A la fin de l’année 1925, alors que le gardien en chef du phare est en congé à terre, les côtes subissent de violentes tempêtes qui rendent impossible toute tentative de s’approcher du phare. Et lorsque le pavillon noir de détresse est hissé au sommet du phare de la Vieille, personne ne réussit à leur porter secours et les deux hommes sont aperçus sur la plateforme du phare « noirs comme des démons, les vêtements en lambeaux ».

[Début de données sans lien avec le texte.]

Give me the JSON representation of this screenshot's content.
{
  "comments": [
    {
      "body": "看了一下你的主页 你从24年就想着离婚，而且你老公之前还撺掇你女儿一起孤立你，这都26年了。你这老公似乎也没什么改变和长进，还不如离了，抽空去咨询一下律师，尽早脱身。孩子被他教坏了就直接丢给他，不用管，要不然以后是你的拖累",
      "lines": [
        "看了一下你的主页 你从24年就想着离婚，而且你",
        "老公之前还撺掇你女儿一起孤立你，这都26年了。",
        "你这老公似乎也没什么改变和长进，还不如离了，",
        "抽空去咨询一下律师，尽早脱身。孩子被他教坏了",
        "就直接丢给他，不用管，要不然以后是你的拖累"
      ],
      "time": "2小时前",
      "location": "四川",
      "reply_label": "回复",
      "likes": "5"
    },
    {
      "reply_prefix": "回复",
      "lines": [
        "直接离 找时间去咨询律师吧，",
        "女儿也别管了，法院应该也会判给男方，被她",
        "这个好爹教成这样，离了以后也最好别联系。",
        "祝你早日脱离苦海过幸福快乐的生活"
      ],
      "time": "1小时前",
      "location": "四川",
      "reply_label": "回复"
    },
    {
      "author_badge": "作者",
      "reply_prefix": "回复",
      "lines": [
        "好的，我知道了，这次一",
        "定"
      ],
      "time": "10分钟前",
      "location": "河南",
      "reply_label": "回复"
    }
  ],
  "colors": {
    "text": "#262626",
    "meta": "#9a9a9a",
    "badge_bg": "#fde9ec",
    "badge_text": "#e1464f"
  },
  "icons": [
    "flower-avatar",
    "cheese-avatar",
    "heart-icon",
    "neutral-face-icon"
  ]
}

Le 19 février 1926, la goélette La Surprise est engloutie par les flots après avoir percuté les brisants de Plogoff et les dix membres d’équipage y perdent la vie. Le phare, dont certains témoins affirment qu’il n’était pas allumé et dont la corne de brume n’avait que peu fonctionné, est mis en cause. Mais les jours suivants, alors que la tempête ne faiblit pas, le pavillon de détresse passe en berne ; symbole du désespoir des deux hommes.

Ce n’est que le 28 février que le gardien en chef du phare d’Ar-Men, Nicolas Kerninon, accompagné du patron-pêcheur Clet Henri Coquet et son fils, décident à leur tour d’essayer de venir en aide aux deux gardiens de la Vieille. La mer n’est pourtant pas calme, mais Kerninon et le fils Coquet s’encordent à un filin jeté entre la barque et l’escalier du phare, passant à la nage par les flots glacés pour finalement arriver sur le rocher. Les deux veilleurs éreintés sont enfin ramenés à terre, et Kerninon et Coquet s’installent dans la tour de manière temporaire pour les remplacer.

Les deux hommes ne sont pas tenus responsables du naufrage de La Surprise, mais cette tragédie, relayée dans la presse, n’est pas la première affaire démontrant que le métier de gardien de phare est tout sauf adapté aux mutilés de guerre. L’affaire fait en réalité tellement de bruit qu’elle est portée jusque devant le Parlement, qui finit par décréter, au 1er septembre 1927, que le métier de gardien de phare se voit être exclus de la liste des emplois réservés aux gueules cassées et plus encore, s’en suit l’interdiction d’embaucher des mutilés de guerre dans les phares de pleine mer.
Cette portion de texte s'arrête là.